Miikka Salminen, Juha Partala, Eero Väyrynen, Jukka Kortelainen
Cerenion Oy


Abstract

This study aimed to evaluate a computationally efficient machine learning approach using electroencephalography (EEG) on prognosis of comatose cardiac arrest (CA) survivors. Specifically, the study aimed to assess the performance of a robust feature set based on a well-described neurophysiological phenomenon, primarily for early prognosis and secondarily, participating in the PhysioNet Challenge 2023 as team Cerenion, for the scoring times at 12, 24, 48, and 72 hours after the return of spontaneous circulation.

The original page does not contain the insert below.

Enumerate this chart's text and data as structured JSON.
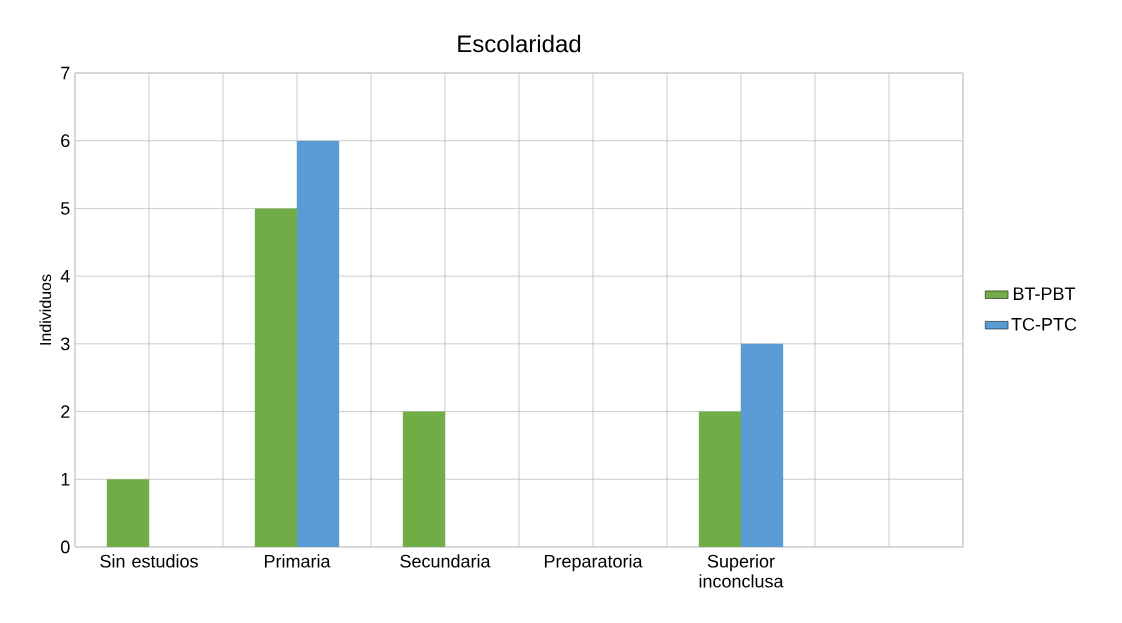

Metadata and EEG data of subset of 608 out of 1020 comatose patients suffering from a recent CA were used to develop the algorithm and to measure its performance. As the crux of the study, feature vectors comprising channel-by-channel root mean square (RMS) power of slow-wave activity (SWA), i.e. frequencies under 1 Hz, in conjunction with time elapsed since CA, were extracted from the patients' EEG recordings. With a random 80/20 split on training and testing data, a random forest classifier was trained and then tested for its performance in predicting the outcome of the patients. The test results were evaluated using Area Under the Receiving Operating Characteristics Curve (AUROC), Area Under the Precision-Recall Curve (AUPRC), accuracy, and F-measure. For the challenge, the results were also scored with a metric weighing false alarms negatively.

Preliminary results for predicting the outcome using the available subset of data were: AUROC 86 %, AUPRC 92 %, accuracy 76 %, F-measure 74 %. Testing on the hidden validation set the corresponding challenge entry scored 0.18, 0.45, 0.52, and 0.60 at the aforementioned times, ranking 18th out of 159 entries.

Preliminary analysis shows promising results in predicting the outcome of a comatose patient after CA using SWA power features in EEG measured of the patient.